En este particular punto de la historia, nuestra interacción con el mundo es primordialmente visual. Hay muchas posibles razones para esto y otras tantas imposibles que podríamos considerar. Diciéndolo tajantemente, los hombres son apenas una consciencia (lo cual, encima, es una idea problemática) que se asoma al exterior, como si el cuerpo fuera un periscopio. Los primeros pensadores que se consideraron alquimistas hablaban acerca del homúnculo, que era un pequeño hombre viviendo dentro del cuerpo de cada persona, que controlaba sus acciones y veía el exterior mediante los ojos del cuerpo externo. Esto se podía entender como una metáfora de la mente o del espíritu, de la misma forma en que surge la idea popular de que los ojos son las ventanas del alma. Hoy nadie puede sostener prueba científica de la existencia del alma —ni siquiera de la mente— y sin embargo esta idea sigue vigente: entendemos que el cerebro se vale de los sentidos como extensiones para coordinar su acción en pro de la supervivencia, por lo tanto en el encéfalo reside el nuevo homúnculo. De esto surge la idea figurada de que no somos más que un cerebro dentro de un frasco. Solitario y en el total vacío.
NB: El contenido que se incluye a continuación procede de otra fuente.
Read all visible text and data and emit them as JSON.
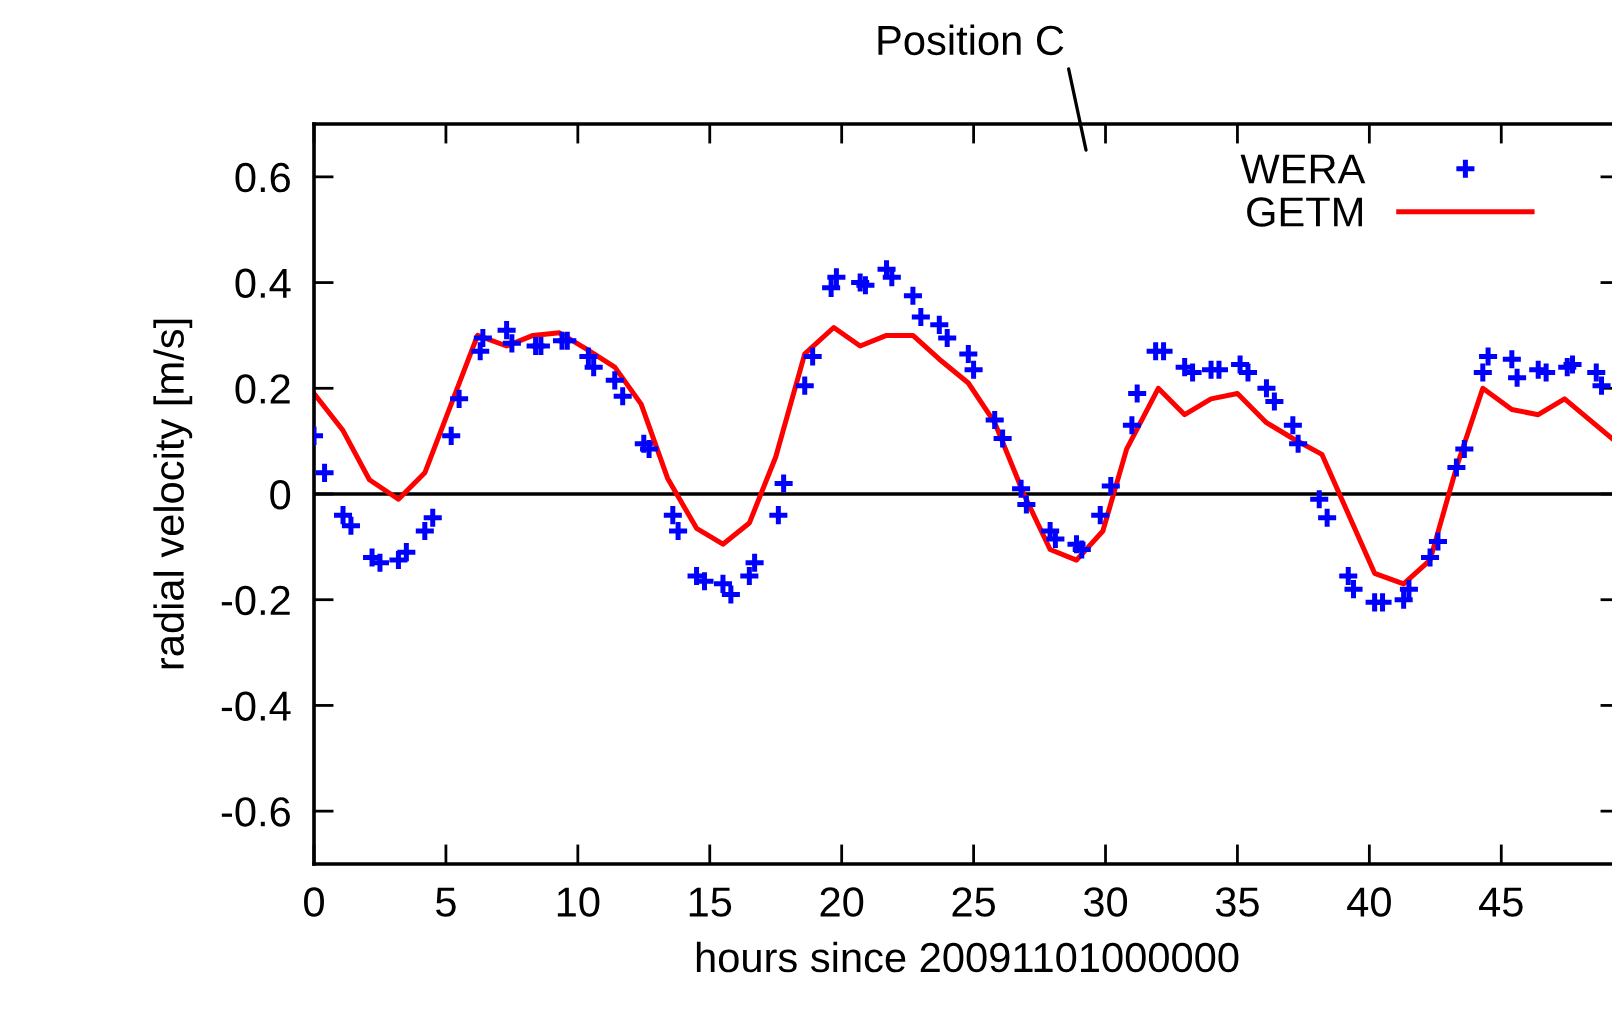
{
  "chart_data": {
    "type": "scatter",
    "title": "Position C",
    "xlabel": "hours since 20091101000000",
    "ylabel": "radial velocity [m/s]",
    "xlim": [
      0,
      49.5
    ],
    "ylim": [
      -0.7,
      0.7
    ],
    "xticks": [
      0,
      5,
      10,
      15,
      20,
      25,
      30,
      35,
      40,
      45
    ],
    "yticks": [
      -0.6,
      -0.4,
      -0.2,
      0,
      0.2,
      0.4,
      0.6
    ],
    "legend": "top right",
    "grid": false,
    "ref_lines": [
      {
        "axis": "y",
        "value": 0,
        "color": "#000000"
      }
    ],
    "series": [
      {
        "name": "WERA",
        "marker": "cross",
        "color": "#0000ff",
        "x": [
          0,
          0.4,
          1.1,
          1.4,
          2.2,
          2.5,
          3.2,
          3.5,
          4.2,
          4.5,
          5.2,
          5.5,
          6.3,
          6.4,
          7.3,
          7.5,
          8.4,
          8.6,
          9.4,
          9.6,
          10.4,
          10.6,
          11.4,
          11.7,
          12.5,
          12.7,
          13.6,
          13.8,
          14.5,
          14.8,
          15.5,
          15.8,
          16.5,
          16.7,
          17.6,
          17.8,
          18.6,
          18.9,
          19.6,
          19.8,
          20.7,
          20.9,
          21.7,
          21.9,
          22.7,
          23.0,
          23.7,
          24.0,
          24.8,
          25.0,
          25.8,
          26.1,
          26.8,
          27.0,
          27.9,
          28.1,
          28.9,
          29.1,
          29.8,
          30.2,
          31.0,
          31.2,
          31.9,
          32.2,
          33.0,
          33.3,
          34.0,
          34.3,
          35.1,
          35.4,
          36.1,
          36.4,
          37.1,
          37.3,
          38.1,
          38.4,
          39.2,
          39.4,
          40.2,
          40.5,
          41.3,
          41.5,
          42.3,
          42.6,
          43.3,
          43.6,
          44.3,
          44.5,
          45.4,
          45.6,
          46.4,
          46.7,
          47.5,
          47.7,
          48.6,
          48.8
        ],
        "values": [
          0.11,
          0.04,
          -0.04,
          -0.06,
          -0.12,
          -0.13,
          -0.125,
          -0.11,
          -0.07,
          -0.045,
          0.11,
          0.18,
          0.27,
          0.295,
          0.31,
          0.285,
          0.28,
          0.28,
          0.29,
          0.29,
          0.26,
          0.24,
          0.215,
          0.185,
          0.095,
          0.085,
          -0.04,
          -0.07,
          -0.155,
          -0.165,
          -0.17,
          -0.19,
          -0.155,
          -0.13,
          -0.04,
          0.02,
          0.205,
          0.26,
          0.39,
          0.41,
          0.4,
          0.395,
          0.425,
          0.41,
          0.375,
          0.335,
          0.32,
          0.295,
          0.265,
          0.235,
          0.14,
          0.105,
          0.01,
          -0.02,
          -0.07,
          -0.085,
          -0.095,
          -0.105,
          -0.04,
          0.015,
          0.13,
          0.19,
          0.27,
          0.27,
          0.24,
          0.23,
          0.235,
          0.235,
          0.245,
          0.23,
          0.2,
          0.175,
          0.13,
          0.095,
          -0.01,
          -0.045,
          -0.155,
          -0.18,
          -0.205,
          -0.205,
          -0.2,
          -0.18,
          -0.12,
          -0.09,
          0.05,
          0.085,
          0.23,
          0.26,
          0.255,
          0.22,
          0.235,
          0.23,
          0.24,
          0.245,
          0.23,
          0.205
        ]
      },
      {
        "name": "GETM",
        "type": "line",
        "marker": "none",
        "line_style": "solid",
        "color": "#ff0000",
        "x": [
          0,
          1.1,
          2.1,
          3.2,
          4.2,
          5.2,
          6.2,
          7.3,
          8.3,
          9.3,
          10.3,
          11.4,
          12.4,
          13.4,
          14.5,
          15.5,
          16.5,
          17.5,
          18.6,
          19.7,
          20.7,
          21.7,
          22.7,
          23.7,
          24.8,
          25.8,
          26.9,
          27.9,
          28.9,
          29.9,
          30.8,
          32.0,
          33.0,
          34.0,
          35.0,
          36.1,
          37.1,
          38.2,
          40.2,
          41.3,
          42.3,
          43.3,
          44.3,
          45.4,
          46.4,
          47.4,
          49.2
        ],
        "values": [
          0.19,
          0.12,
          0.027,
          -0.01,
          0.04,
          0.17,
          0.3,
          0.28,
          0.3,
          0.305,
          0.275,
          0.24,
          0.17,
          0.03,
          -0.065,
          -0.095,
          -0.055,
          0.07,
          0.265,
          0.315,
          0.28,
          0.3,
          0.3,
          0.255,
          0.21,
          0.135,
          0.0,
          -0.105,
          -0.125,
          -0.07,
          0.085,
          0.2,
          0.15,
          0.18,
          0.19,
          0.135,
          0.105,
          0.075,
          -0.15,
          -0.17,
          -0.125,
          0.05,
          0.2,
          0.16,
          0.15,
          0.18,
          0.105
        ]
      }
    ]
  }
}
La idea de un cerebro encerrado en la oscuridad del cráneo es bastante desoladora, pero el mundo es demasiado colorido y brillante como para dejarse llevar por eso… o al menos los estímulos del mundo lo son. Nuestra interpretación neuronal de lo que llamamos “verde” está hecha mediante la información lumínica que recogen los ojos, o sea, una serie de instrucciones para recrear el mundo cada vez que lo vemos, y en tiempo real. Lo más vigoroso de la capacidad imaginativa es formar la imagen mental del verde cuando los sentidos no lo están reportando, inducir la sensación de calor cuando la piel se encuentra helada.

Una de las paradojas de la actividad literaria es, precisamente, la recreación del mundo en la mente de los lectores: hay quienes buscan la especificidad extrema, casi totalitaria (pensemos en las novelas realistas decimonónicas), para guiar la imaginación del lector a punto exacto que ya existe en la imaginación del escritor. Por donde se vea, esto es una imposibilidad, y por ello es que otros autores prefieren quedarse en ambientes vagos y libres de toda precisión, para que sea la imaginación del usuario quien llene los espacios vacíos. La pintura y el cine pueden llevar al color, forma y movimiento exactamente como el creador lo ha concebido, sin embargo, éstos se ven limitados por una frontera. Si entrásemos al plano más allá del marco o la pantalla, podríamos ver que la escena se encuentra inmersa dentro del taller del pintor, o del set de filmación. Ésta es la belleza de la interactividad, que permite ver dentro y fuera de los límites, dirigir la mirada y examinar a detalle. O al menos se trata de una posibilidad.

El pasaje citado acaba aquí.